Before the Migratory Bird Treaty Act was passed, hunting of non-game birds was basically unregulated. Stuffed birds adorned hats and some Native birds like Bobolinks and Cedar Waxings were even served in restaurants. Egg collecting was a popular hobby. Ornithologists captured rare birds to add to their collections. When people became concerned about wholesale slaughter of certain species, the Act was passed.
EXCEPTIONS TO THE ACT
House sparrows commonly nest around human homes. Dryer and other vents, attic vent louvers, and crevices, such as around window-mounted air-conditioners, are favorite nest locations. Luckily, the common house sparrow is listed as an exception to the Act, which means it can be removed from around your house.

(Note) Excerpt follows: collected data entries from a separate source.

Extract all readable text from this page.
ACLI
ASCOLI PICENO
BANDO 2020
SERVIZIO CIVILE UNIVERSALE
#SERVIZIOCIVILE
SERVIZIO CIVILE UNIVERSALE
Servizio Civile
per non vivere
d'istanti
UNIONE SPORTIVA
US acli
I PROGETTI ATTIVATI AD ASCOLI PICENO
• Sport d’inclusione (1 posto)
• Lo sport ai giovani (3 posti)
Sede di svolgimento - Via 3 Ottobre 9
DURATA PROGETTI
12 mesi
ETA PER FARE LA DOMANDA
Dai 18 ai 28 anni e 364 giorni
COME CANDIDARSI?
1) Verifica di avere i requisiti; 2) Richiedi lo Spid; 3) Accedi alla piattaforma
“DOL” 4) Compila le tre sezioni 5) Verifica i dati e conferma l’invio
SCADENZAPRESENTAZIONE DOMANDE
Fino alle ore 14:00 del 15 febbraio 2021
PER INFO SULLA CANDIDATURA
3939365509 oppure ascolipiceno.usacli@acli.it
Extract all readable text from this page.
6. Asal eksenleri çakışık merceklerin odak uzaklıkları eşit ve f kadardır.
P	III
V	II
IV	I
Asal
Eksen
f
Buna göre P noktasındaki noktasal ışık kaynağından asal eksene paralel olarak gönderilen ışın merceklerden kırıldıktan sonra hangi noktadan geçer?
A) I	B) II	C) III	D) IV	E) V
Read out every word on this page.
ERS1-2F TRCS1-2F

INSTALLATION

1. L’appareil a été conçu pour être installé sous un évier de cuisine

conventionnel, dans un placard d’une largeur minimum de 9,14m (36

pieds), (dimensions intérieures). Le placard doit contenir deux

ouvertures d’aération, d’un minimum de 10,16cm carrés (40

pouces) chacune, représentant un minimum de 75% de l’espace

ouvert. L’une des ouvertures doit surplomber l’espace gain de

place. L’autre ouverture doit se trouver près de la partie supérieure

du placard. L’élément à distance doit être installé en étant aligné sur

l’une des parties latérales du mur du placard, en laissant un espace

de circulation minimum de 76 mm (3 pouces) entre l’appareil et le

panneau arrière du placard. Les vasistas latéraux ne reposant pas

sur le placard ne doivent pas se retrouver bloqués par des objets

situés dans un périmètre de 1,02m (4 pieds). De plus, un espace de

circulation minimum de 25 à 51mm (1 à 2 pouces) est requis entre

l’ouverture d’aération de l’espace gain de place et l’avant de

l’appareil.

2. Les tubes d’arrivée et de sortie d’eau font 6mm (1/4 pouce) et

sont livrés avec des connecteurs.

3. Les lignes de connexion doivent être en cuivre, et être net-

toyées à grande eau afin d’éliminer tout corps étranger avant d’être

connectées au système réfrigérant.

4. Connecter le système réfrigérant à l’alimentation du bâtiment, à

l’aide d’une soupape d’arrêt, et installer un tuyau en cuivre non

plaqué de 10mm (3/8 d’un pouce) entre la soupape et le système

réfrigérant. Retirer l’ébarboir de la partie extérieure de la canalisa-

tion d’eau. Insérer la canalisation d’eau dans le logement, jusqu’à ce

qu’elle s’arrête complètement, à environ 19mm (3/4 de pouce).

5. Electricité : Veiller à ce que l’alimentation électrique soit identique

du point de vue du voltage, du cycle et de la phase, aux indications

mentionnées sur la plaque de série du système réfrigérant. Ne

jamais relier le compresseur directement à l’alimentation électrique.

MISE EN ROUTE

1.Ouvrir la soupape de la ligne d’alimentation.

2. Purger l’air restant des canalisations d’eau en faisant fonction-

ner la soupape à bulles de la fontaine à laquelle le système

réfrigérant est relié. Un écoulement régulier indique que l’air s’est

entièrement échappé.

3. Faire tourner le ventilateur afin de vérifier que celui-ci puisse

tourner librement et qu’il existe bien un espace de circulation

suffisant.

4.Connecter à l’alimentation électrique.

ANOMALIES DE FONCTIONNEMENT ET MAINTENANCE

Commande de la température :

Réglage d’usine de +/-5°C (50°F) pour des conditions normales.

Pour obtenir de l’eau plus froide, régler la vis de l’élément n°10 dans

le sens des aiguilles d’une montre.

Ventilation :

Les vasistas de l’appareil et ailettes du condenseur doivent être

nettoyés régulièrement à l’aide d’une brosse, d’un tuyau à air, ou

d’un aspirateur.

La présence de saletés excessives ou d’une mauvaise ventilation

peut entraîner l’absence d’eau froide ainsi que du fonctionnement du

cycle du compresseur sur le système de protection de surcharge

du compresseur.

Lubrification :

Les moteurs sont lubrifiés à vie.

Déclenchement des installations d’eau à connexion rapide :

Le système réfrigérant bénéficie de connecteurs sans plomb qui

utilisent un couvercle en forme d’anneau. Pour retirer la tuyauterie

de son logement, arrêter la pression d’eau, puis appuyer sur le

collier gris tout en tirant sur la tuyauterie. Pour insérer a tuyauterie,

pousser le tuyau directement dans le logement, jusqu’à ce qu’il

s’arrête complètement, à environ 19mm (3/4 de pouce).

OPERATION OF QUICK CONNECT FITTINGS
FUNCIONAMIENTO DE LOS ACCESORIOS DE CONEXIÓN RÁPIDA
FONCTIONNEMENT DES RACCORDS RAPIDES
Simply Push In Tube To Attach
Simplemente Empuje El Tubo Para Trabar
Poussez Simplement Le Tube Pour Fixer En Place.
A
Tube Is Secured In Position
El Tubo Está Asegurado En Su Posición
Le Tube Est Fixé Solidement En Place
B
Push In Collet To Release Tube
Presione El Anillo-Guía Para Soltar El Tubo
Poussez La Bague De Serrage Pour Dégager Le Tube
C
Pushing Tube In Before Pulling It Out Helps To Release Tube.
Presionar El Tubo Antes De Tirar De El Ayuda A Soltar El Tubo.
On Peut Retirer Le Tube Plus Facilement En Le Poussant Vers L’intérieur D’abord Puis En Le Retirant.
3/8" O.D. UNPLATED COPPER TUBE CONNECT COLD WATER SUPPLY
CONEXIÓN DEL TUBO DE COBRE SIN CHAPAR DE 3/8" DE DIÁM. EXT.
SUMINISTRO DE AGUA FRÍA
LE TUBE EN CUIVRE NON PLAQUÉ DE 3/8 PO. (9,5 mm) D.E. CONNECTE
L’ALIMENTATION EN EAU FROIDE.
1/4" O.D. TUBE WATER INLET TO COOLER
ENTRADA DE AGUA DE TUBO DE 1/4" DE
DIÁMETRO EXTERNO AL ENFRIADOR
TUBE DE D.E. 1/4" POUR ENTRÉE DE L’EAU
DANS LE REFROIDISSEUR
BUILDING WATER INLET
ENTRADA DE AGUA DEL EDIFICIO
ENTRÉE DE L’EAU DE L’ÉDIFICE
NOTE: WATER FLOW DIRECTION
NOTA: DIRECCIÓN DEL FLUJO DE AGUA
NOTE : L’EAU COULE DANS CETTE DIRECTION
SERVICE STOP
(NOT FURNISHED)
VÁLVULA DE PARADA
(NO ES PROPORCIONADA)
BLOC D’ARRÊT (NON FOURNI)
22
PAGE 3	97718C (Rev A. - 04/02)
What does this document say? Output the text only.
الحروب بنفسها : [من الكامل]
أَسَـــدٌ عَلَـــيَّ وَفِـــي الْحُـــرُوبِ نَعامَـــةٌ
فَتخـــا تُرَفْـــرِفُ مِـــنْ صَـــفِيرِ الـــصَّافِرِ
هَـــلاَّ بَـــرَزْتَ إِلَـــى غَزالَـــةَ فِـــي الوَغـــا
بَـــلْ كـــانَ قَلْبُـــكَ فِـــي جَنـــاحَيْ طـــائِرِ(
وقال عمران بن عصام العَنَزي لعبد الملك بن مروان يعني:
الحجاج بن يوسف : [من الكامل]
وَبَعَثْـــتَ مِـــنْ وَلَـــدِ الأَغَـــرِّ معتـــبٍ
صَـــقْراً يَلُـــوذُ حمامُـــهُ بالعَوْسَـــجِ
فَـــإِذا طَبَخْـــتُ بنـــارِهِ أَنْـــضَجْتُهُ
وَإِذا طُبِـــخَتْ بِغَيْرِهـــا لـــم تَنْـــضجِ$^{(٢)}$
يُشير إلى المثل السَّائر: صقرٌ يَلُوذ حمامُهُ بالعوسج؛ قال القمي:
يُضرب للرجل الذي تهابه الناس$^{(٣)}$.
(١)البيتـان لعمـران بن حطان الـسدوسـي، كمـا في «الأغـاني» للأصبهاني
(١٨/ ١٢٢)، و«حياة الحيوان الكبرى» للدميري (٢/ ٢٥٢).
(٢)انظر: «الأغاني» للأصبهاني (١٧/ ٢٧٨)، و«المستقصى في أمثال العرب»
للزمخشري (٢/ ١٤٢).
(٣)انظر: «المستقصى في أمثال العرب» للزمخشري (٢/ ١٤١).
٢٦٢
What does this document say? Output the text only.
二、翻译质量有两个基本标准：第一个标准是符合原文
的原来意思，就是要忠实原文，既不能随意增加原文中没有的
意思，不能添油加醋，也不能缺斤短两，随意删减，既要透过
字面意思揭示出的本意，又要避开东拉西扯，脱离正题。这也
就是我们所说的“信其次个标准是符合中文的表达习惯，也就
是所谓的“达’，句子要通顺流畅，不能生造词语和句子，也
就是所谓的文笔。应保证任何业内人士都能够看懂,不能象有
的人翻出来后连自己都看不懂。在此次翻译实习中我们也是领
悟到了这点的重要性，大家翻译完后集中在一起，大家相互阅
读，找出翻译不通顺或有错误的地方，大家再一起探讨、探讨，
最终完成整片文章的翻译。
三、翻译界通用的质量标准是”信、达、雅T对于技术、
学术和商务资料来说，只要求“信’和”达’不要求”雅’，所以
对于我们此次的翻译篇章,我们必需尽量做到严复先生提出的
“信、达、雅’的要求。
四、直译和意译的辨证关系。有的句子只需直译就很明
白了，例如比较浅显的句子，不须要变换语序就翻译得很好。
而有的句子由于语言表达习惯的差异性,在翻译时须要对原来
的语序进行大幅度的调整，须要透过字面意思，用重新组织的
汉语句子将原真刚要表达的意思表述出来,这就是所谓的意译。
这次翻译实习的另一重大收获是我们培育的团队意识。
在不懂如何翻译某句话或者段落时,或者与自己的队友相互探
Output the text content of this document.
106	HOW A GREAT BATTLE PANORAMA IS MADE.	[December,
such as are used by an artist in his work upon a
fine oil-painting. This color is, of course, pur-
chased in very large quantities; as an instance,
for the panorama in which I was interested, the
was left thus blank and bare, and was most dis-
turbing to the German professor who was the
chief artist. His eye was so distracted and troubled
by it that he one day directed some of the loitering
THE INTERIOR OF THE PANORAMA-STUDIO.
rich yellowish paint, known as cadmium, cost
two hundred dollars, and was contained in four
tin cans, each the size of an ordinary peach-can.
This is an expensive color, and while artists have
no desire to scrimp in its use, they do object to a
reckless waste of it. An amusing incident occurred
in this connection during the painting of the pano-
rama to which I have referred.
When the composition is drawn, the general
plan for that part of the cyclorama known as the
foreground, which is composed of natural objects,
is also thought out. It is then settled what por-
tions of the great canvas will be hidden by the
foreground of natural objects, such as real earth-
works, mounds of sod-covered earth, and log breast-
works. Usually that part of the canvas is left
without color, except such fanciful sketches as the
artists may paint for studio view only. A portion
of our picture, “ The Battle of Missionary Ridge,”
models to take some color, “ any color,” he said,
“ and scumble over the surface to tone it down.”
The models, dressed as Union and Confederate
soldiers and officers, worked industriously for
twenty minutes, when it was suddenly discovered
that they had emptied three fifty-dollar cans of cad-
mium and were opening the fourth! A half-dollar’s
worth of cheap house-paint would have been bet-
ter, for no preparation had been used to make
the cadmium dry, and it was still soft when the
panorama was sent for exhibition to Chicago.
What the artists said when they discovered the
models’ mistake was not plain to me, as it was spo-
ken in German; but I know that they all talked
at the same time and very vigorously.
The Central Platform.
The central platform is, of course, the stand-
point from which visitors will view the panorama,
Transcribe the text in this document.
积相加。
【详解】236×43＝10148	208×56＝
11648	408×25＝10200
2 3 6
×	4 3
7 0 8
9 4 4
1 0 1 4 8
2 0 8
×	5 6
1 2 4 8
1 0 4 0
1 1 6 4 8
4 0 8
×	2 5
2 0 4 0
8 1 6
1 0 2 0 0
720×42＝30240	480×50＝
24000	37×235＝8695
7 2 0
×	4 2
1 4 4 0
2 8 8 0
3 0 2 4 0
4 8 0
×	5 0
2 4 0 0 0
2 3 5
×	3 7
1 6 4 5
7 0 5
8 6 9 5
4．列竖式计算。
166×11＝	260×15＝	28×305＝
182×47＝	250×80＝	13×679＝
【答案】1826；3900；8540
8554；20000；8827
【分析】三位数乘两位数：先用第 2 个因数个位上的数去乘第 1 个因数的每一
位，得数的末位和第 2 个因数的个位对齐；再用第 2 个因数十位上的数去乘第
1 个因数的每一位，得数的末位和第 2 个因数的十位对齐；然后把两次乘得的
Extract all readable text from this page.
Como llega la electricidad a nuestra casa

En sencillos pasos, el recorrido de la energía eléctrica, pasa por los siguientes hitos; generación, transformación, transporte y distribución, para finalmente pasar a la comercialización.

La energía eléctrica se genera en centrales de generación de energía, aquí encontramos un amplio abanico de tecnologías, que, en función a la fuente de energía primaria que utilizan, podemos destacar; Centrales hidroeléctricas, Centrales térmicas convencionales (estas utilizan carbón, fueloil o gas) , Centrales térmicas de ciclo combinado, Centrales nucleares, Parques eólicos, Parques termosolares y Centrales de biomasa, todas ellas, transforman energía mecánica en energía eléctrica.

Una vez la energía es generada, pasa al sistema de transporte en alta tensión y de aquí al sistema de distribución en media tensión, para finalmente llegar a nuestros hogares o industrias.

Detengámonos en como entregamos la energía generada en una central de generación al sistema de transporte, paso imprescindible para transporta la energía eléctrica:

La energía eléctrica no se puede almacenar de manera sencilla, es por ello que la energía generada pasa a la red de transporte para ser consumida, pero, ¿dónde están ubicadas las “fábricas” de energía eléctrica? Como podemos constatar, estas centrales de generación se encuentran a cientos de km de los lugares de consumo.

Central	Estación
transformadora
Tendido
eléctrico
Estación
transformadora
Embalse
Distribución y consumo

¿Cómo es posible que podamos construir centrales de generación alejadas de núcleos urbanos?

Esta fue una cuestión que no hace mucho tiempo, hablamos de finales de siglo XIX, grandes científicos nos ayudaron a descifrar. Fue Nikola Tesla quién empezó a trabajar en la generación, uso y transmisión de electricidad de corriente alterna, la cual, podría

Exceptions for birds considered non-natives and exotics in the U.S., include:
House Sparrow (Passer domesticus)
European Starling (Sturnus vulgaris)
Domestic Pigeon or Rock Dove (Columba livia)
Monk parakeet (Myiopsitta monachus – the only parrot that doesn’t nest in cavities)
Eurasian Collared Dove (Streptopelia decaocto)
Canada Goose (Branta canadensis – egg and nest removal without a permit, and hunting), and
for some captive-bred birds like mallards.
If a nest is under construction, that is the best time to remove it. Take precautions when handling the nest yourself, and always wear an adequate face mask and safety glasses! Abandoned nests often contain bird mites, fleas, ticks and other parasites.
What do you think? Is putting tree trimmers in the slammer going too far? Or do the birds deserve strict protection?